Within the VPC, instances communicate for Swarm orchestration, Lustre activity, and manager>worker SSH (using a "jump" key created & stored on the manager). However, they all load iptables rules to block WDL tasks (Docker containers) from directly contacting Swarm, Lustre, and (unless worker_privileges=true) the EC2 instance metadata service.

Through FSx, you & miniwdl (but not WDL tasks) can read or write anything in the linked S3 bucket. The manager also has an IAM role+profile+policy granting read/write access to the S3 bucket, and read-only access to ECR docker registries. By default, the workers do not have this role.
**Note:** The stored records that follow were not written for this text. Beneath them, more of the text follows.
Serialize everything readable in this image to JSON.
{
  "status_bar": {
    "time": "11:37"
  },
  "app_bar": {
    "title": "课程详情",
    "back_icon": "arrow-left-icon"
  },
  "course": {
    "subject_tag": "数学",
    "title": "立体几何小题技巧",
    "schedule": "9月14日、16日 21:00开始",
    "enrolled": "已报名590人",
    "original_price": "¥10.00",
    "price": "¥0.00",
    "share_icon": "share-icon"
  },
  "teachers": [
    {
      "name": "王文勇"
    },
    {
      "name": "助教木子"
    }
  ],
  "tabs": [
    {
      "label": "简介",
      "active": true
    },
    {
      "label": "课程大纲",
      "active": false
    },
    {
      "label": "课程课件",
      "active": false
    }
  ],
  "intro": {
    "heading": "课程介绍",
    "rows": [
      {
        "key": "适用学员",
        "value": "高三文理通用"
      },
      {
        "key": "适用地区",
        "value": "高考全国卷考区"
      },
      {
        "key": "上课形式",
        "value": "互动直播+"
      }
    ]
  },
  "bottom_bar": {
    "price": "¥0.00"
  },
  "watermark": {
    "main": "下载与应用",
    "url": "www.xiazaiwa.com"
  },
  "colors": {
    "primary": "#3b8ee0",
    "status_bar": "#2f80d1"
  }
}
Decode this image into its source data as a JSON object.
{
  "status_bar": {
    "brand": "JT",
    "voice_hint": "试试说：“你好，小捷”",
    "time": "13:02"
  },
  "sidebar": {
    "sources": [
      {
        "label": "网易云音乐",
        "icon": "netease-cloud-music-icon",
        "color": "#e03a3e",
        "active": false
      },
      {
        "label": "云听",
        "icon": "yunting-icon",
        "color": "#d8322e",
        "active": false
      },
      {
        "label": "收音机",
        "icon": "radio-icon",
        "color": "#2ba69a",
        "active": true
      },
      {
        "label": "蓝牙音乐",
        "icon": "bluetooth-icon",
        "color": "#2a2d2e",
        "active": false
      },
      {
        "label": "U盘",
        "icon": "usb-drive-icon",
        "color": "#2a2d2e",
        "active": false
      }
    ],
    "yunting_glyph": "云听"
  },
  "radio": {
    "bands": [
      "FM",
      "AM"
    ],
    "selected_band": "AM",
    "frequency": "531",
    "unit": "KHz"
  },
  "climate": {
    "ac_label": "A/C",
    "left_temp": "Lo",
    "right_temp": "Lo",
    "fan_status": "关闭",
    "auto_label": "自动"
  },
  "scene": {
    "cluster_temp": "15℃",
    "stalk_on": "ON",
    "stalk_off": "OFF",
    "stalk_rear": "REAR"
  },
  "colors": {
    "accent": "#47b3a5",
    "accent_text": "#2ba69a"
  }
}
Potential customizations of these defaults:

  • Set worker_privileges=true to allow WDL tasks to assume that IAM role (by obtaining credentials from EC2 instance metadata)
    • Enables miniwdl's tasks to automatically download WDL input Files supplied as s3:// URIs, an alternative to FSx mirroring
    • Use only trusted WDL & Docker images with this configuration
  • Add other useful powers to the IAM policy associated with the role
  • Restrict manager ingress to your source IP
  • TOTP factor for SSH
  • Restrict Internet egress to necessary ports & endpoints (e.g. Docker registry)
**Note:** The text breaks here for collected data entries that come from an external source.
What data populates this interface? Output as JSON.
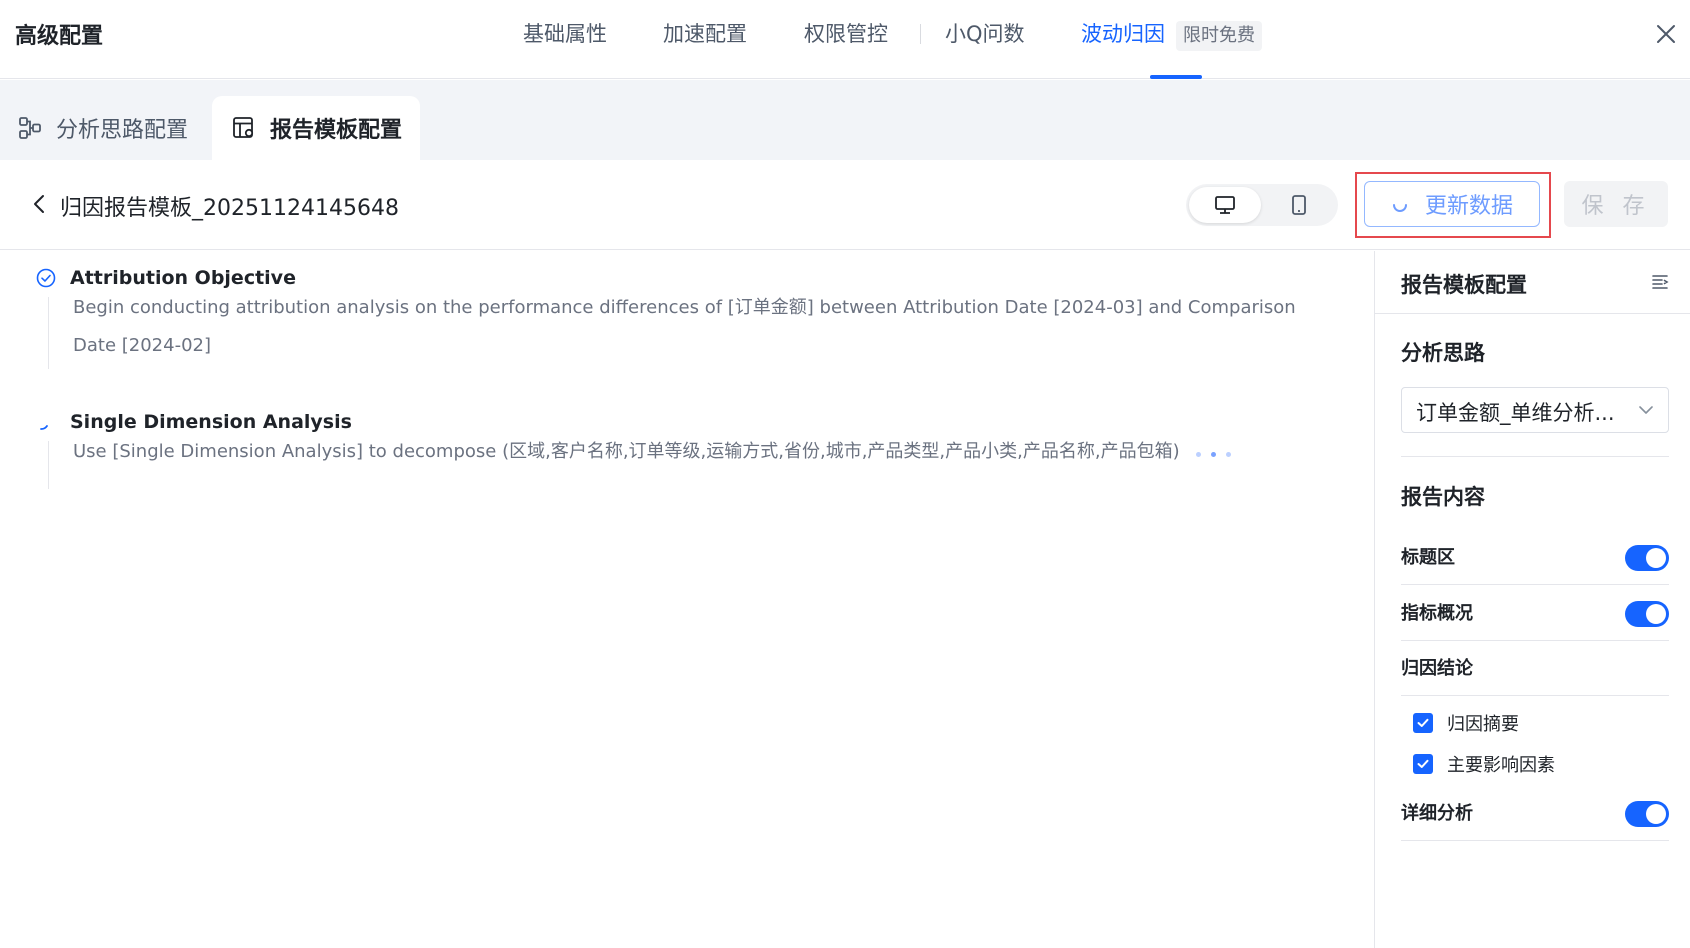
{
  "header": {
    "title": "高级配置",
    "tabs": [
      {
        "label": "基础属性"
      },
      {
        "label": "加速配置"
      },
      {
        "label": "权限管控"
      },
      {
        "label": "小Q问数"
      },
      {
        "label": "波动归因"
      }
    ],
    "free_badge": "限时免费",
    "active_tab": "波动归因"
  },
  "subtabs": [
    {
      "label": "分析思路配置",
      "icon": "flow-icon"
    },
    {
      "label": "报告模板配置",
      "icon": "template-icon"
    }
  ],
  "template": {
    "name": "归因报告模板_20251124145648",
    "update_label": "更新数据",
    "save_label": "保 存"
  },
  "steps": [
    {
      "title": "Attribution Objective",
      "status": "done",
      "desc": "Begin conducting attribution analysis on the performance differences of [订单金额] between Attribution Date [2024-03] and Comparison Date [2024-02]"
    },
    {
      "title": "Single Dimension Analysis",
      "status": "loading",
      "desc": "Use [Single Dimension Analysis] to decompose (区域,客户名称,订单等级,运输方式,省份,城市,产品类型,产品小类,产品名称,产品包箱)"
    }
  ],
  "panel": {
    "title": "报告模板配置",
    "analysis_label": "分析思路",
    "analysis_value": "订单金额_单维分析...",
    "content_label": "报告内容",
    "rows": [
      {
        "label": "标题区",
        "enabled": true
      },
      {
        "label": "指标概况",
        "enabled": true
      },
      {
        "label": "归因结论"
      },
      {
        "label": "详细分析",
        "enabled": true
      }
    ],
    "checks": [
      {
        "label": "归因摘要",
        "checked": true
      },
      {
        "label": "主要影响因素",
        "checked": true
      }
    ]
  },
  "colors": {
    "accent": "#1664ff",
    "highlight": "#e5484d"
  }
}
Summary of key Terraform variables

Variable Default Mutable after launch? Synopsis
public_key_path local public key file to use for manager SSH
region AWS region
availability_zone AWS availability zone (in region)
s3bucket S3 bucket name (in region)
lustre_GiB 1200 Lustre capacity (increments of 1200)
manager_instance_type t2a.medium EC2 instance type for manager
worker_privileges false tasks may assume manager IAM role (s3bucket read/write + ECR read-only)
worker_instance_type m5d.4xlarge Y EC2 instance type for workers
worker_count 1 Y persistent worker fleet size
burst_worker_count 1 Y one-time worker fleet size
burst_worker_idle_minutes 30 Y idle period after which burst workers self-terminate

Set variables for first launch by editing ./environment with export TF_VAR_{variable}={value} and source environment.

Set mutable variables with terraform apply -var={variable}={value}. Changing worker_instance_type replaces all workers, and changing burst_worker_idle_minutes replaces all burst workers.